Regional scholars have adopted the linguistic designation Mountain Ok to refer to the culturally related peoples living in and around the Sepik River source basin of Ifitaman. These related peoples include the Telefolmin and Atbalmin, southern neighbors of the Miyanmin and their traditional enemies. The northern frontier contacts groups such as the Iwam and Abau who are speakers of Upper Sepik languages. The indirect evidence of forest burning in Ifitaman suggests the presence of people in the Mountain Ok area at least 17,000-15,000 years ago with agriculture appearing in the Region about 3,500 years ago. The linguistic separation of the major Mountain Ok groups may have occurred between 2,000 and 3,000 years ago. Mountain Ok groups share the belief that they were founded by an ancestress named Afek and that their separate existence is due to the travels of Afek or her sisters. The Miyanmin attribute their origin to one of these sisters. The most recent expansion and large-scale movement in the region began some 300 years ago. The Mountain Ok peoples were discovered by Richard Thurnwald and the German Sepik River expedition of 1912-1914. The expedition may have made visual contact with Miyanmin in the May Valley and the western Thurnwalds in 1913. This pattern of fleeting contact was sustained through subsequent visits by Westerners between 1927 and the 1950s when Systematic pacification was initiated by Australian colonial authorities.
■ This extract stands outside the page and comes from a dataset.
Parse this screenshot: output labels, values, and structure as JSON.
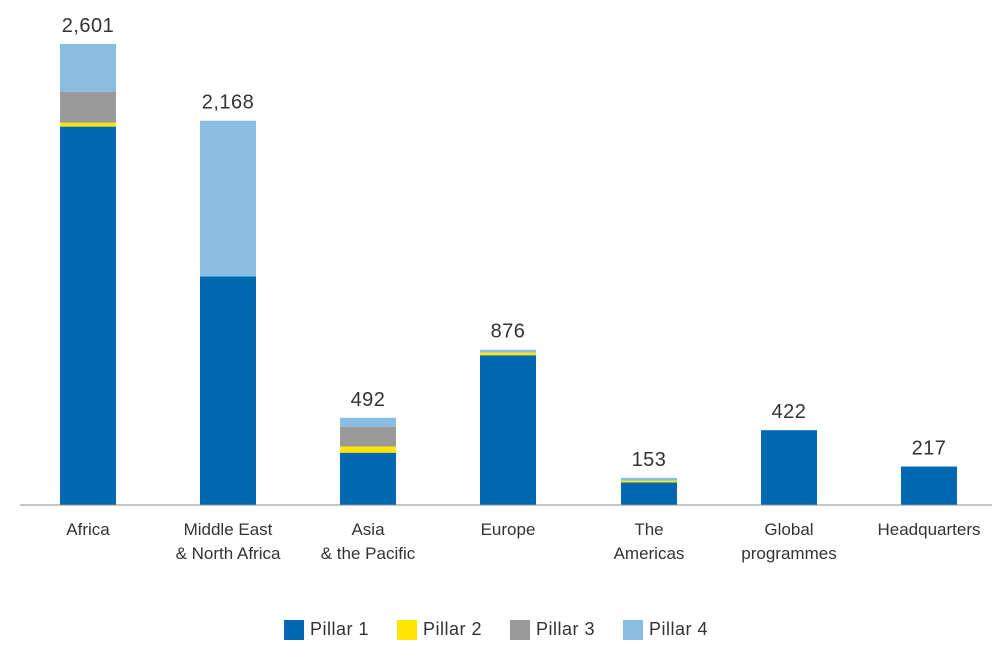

This coincided with the heavy impact of introduced diseases that continued through the late 1960s. Heavy fighting between the Miyanmin and neighboring groups in the 1950s and 1960s resulted in court trials and mass jailings. In response, several Miyanmin groups in the eastern Thurnwalds began to develop a local modernization plan and mass conversion to Christianity even before missionaries entered the area directly. The plan, which continues to evolve, includes the construction of bush airstrips as centers for education, health care, and commerce. The movement has now extended to many other groups. Today, most men have worked as laborers elsewhere in Papua New Guinea. A number of young people have attended high school or mission institutions, some have received vocational training in health care and education, and one is in university.